25739@AAAI

Total: 1

#1 Moral Machine or Tyranny of the Majority? [PDF] [Copy] [Kimi]

Authors: Michael Feffer ; Hoda Heidari ; Zachary C. Lipton

With artificial intelligence systems increasingly applied in consequential domains, researchers have begun to ask how AI systems ought to act in ethically charged situations where even humans lack consensus. In the Moral Machine project, researchers crowdsourced answers to "Trolley Problems" concerning autonomous vehicles. Subsequently, Noothigattu et al. (2018) proposed inferring linear functions that approximate each individual's preferences and aggregating these linear models by averaging parameters across the population.
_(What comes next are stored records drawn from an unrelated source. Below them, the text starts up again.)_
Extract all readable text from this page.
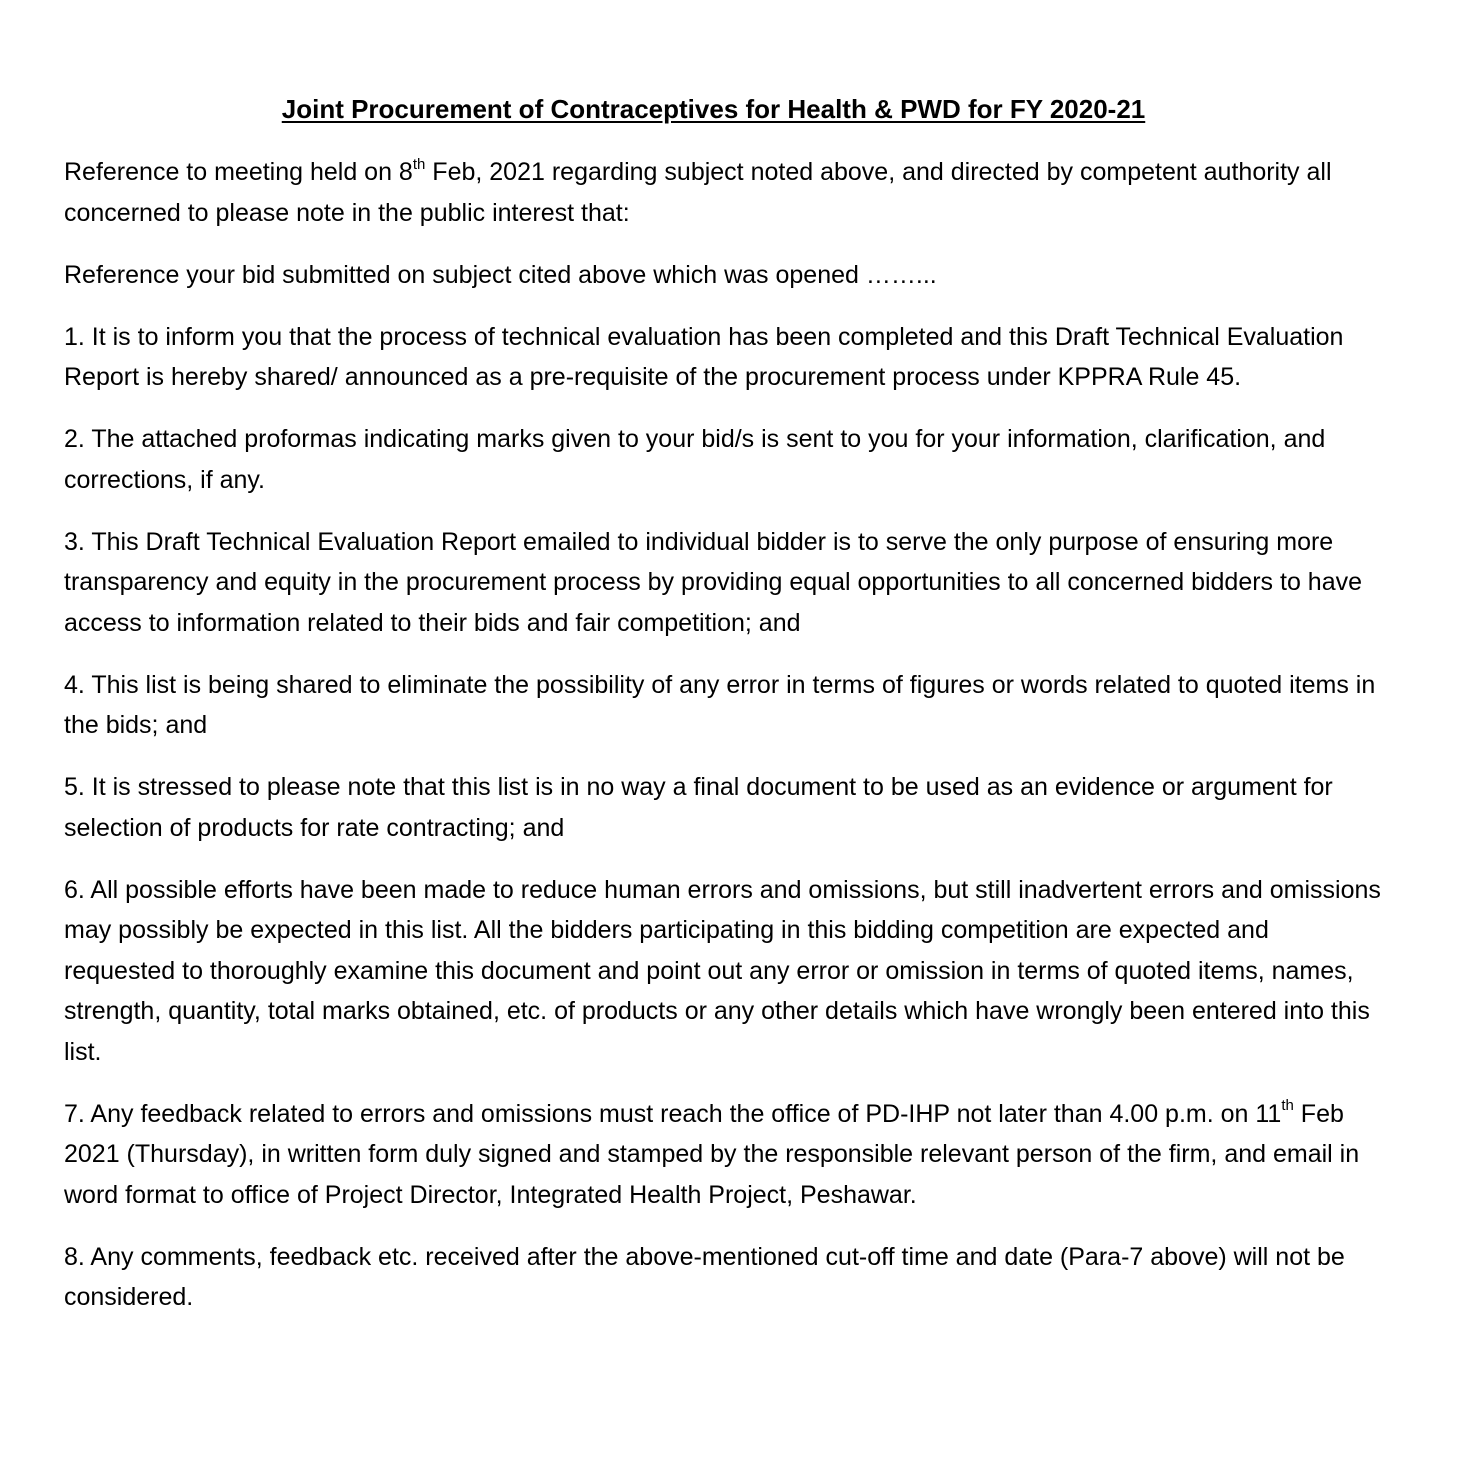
Joint Procurement of Contraceptives for Health & PWD for FY 2020-21

Reference to meeting held on 8th Feb, 2021 regarding subject noted above, and directed by competent authority all concerned to please note in the public interest that:

Reference your bid submitted on subject cited above which was opened ……...

1. It is to inform you that the process of technical evaluation has been completed and this Draft Technical Evaluation Report is hereby shared/ announced as a pre-requisite of the procurement process under KPPRA Rule 45.

2. The attached proformas indicating marks given to your bid/s is sent to you for your information, clarification, and corrections, if any.

3. This Draft Technical Evaluation Report emailed to individual bidder is to serve the only purpose of ensuring more transparency and equity in the procurement process by providing equal opportunities to all concerned bidders to have access to information related to their bids and fair competition; and

4. This list is being shared to eliminate the possibility of any error in terms of figures or words related to quoted items in the bids; and

5. It is stressed to please note that this list is in no way a final document to be used as an evidence or argument for selection of products for rate contracting; and

6. All possible efforts have been made to reduce human errors and omissions, but still inadvertent errors and omissions may possibly be expected in this list. All the bidders participating in this bidding competition are expected and requested to thoroughly examine this document and point out any error or omission in terms of quoted items, names, strength, quantity, total marks obtained, etc. of products or any other details which have wrongly been entered into this list.

7. Any feedback related to errors and omissions must reach the office of PD-IHP not later than 4.00 p.m. on 11th Feb 2021 (Thursday), in written form duly signed and stamped by the responsible relevant person of the firm, and email in word format to office of Project Director, Integrated Health Project, Peshawar.

8. Any comments, feedback etc. received after the above-mentioned cut-off time and date (Para-7 above) will not be considered.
In this paper, we examine this averaging mechanism, focusing on fairness concerns and strategic effects. We investigate a simple setting where the population consists of two groups, the minority constitutes an α < 0.5 share of the population, and within-group preferences are homogeneous. Focusing on the fraction of contested cases where the minority group prevails, we make the following observations: (a) even when all parties report their preferences truthfully, the fraction of disputes where the minority prevails is less than proportionate in α; (b) the degree of sub-proportionality grows more severe as the level of disagreement between the groups increases; (c) when parties report preferences strategically, pure strategy equilibria do not always exist; and (d) whenever a pure strategy equilibrium exists, the majority group prevails 100% of the time. These findings raise concerns about stability and fairness of averaging as a mechanism for aggregating diverging voices. Finally, we discuss alternatives, including randomized dictatorship and median-based mechanisms.